A significant number of founders miscalculate their market size, often speculating with inflated numbers in the range of billions of dollars. This is a mistaken belief that showcasing a vast market is the key to attracting VCs. In reality, early-stage startups are often still validating their market, and there’s a high likelihood that their actual market differs from their initial perception. While it’s beneficial to have a vision for the bigger picture, it’s far more effective to demonstrate a clear beachhead market and go-to-market strategy for winning the first 10, 100, or 1,000 customers.
Realistic Competitor Analysis
One of the most common errors we encounter in a pitch deck is a flawed competitor landscape slide. There are usually two variations: a quadrant where the startup is positioned top right and everyone else falls middle-left, or a table with green checks across the board for the startup and gaping holes for everyone else.
Our advice to founders is to be honest about their competitors’ advantages. If the competitors didn’t have merits, they wouldn’t be competitors – people use their products for a reason. It’s far better to focus on how you’ll differentiate from the competition and how you plan to take market share in both the short and long run.
So, how can you meet us?
Besides intros from common connections, founders can also meet us in person at events – a face-to-face meeting dramatically improves the odds for follow-up on other channels later on. Being creative also scores points in our books.

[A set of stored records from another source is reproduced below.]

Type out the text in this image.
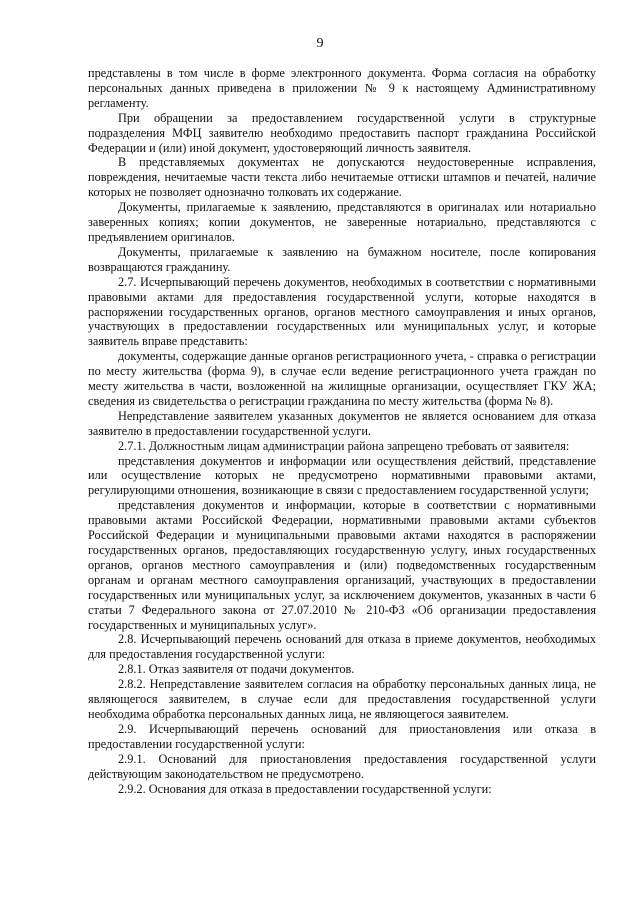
9

представлены в том числе в форме электронного документа. Форма согласия на обработку персональных данных приведена в приложении № 9 к настоящему Административному регламенту.

При обращении за предоставлением государственной услуги в структурные подразделения МФЦ заявителю необходимо предоставить паспорт гражданина Российской Федерации и (или) иной документ, удостоверяющий личность заявителя.

В представляемых документах не допускаются неудостоверенные исправления, повреждения, нечитаемые части текста либо нечитаемые оттиски штампов и печатей, наличие которых не позволяет однозначно толковать их содержание.

Документы, прилагаемые к заявлению, представляются в оригиналах или нотариально заверенных копиях; копии документов, не заверенные нотариально, представляются с предъявлением оригиналов.

Документы, прилагаемые к заявлению на бумажном носителе, после копирования возвращаются гражданину.

2.7. Исчерпывающий перечень документов, необходимых в соответствии с нормативными правовыми актами для предоставления государственной услуги, которые находятся в распоряжении государственных органов, органов местного самоуправления и иных органов, участвующих в предоставлении государственных или муниципальных услуг, и которые заявитель вправе представить:

документы, содержащие данные органов регистрационного учета, - справка о регистрации по месту жительства (форма 9), в случае если ведение регистрационного учета граждан по месту жительства в части, возложенной на жилищные организации, осуществляет ГКУ ЖА; сведения из свидетельства о регистрации гражданина по месту жительства (форма № 8).

Непредставление заявителем указанных документов не является основанием для отказа заявителю в предоставлении государственной услуги.

2.7.1. Должностным лицам администрации района запрещено требовать от заявителя:

представления документов и информации или осуществления действий, представление или осуществление которых не предусмотрено нормативными правовыми актами, регулирующими отношения, возникающие в связи с предоставлением государственной услуги;

представления документов и информации, которые в соответствии с нормативными правовыми актами Российской Федерации, нормативными правовыми актами субъектов Российской Федерации и муниципальными правовыми актами находятся в распоряжении государственных органов, предоставляющих государственную услугу, иных государственных органов, органов местного самоуправления и (или) подведомственных государственным органам и органам местного самоуправления организаций, участвующих в предоставлении государственных или муниципальных услуг, за исключением документов, указанных в части 6 статьи 7 Федерального закона от 27.07.2010 № 210-ФЗ «Об организации предоставления государственных и муниципальных услуг».

2.8. Исчерпывающий перечень оснований для отказа в приеме документов, необходимых для предоставления государственной услуги:

2.8.1. Отказ заявителя от подачи документов.

2.8.2. Непредставление заявителем согласия на обработку персональных данных лица, не являющегося заявителем, в случае если для предоставления государственной услуги необходима обработка персональных данных лица, не являющегося заявителем.

2.9. Исчерпывающий перечень оснований для приостановления или отказа в предоставлении государственной услуги:

2.9.1. Оснований для приостановления предоставления государственной услуги действующим законодательством не предусмотрено.

2.9.2. Основания для отказа в предоставлении государственной услуги:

Our investment process may sound like a lot but it’s important to emphasize that this is not a box-ticking competition, but a two-sided relationship which evolves with time. It’s rare that founders will have undisputable answers to each question we have so it’s always best to engage early and start the conversation ahead of a formal fundraise.
Once a company becomes part of our portfolio, it can leverage our full team’s network and knowledge. Being selective ahead of investing underscores our commitment to building a portfolio of high-potential, high-impact companies.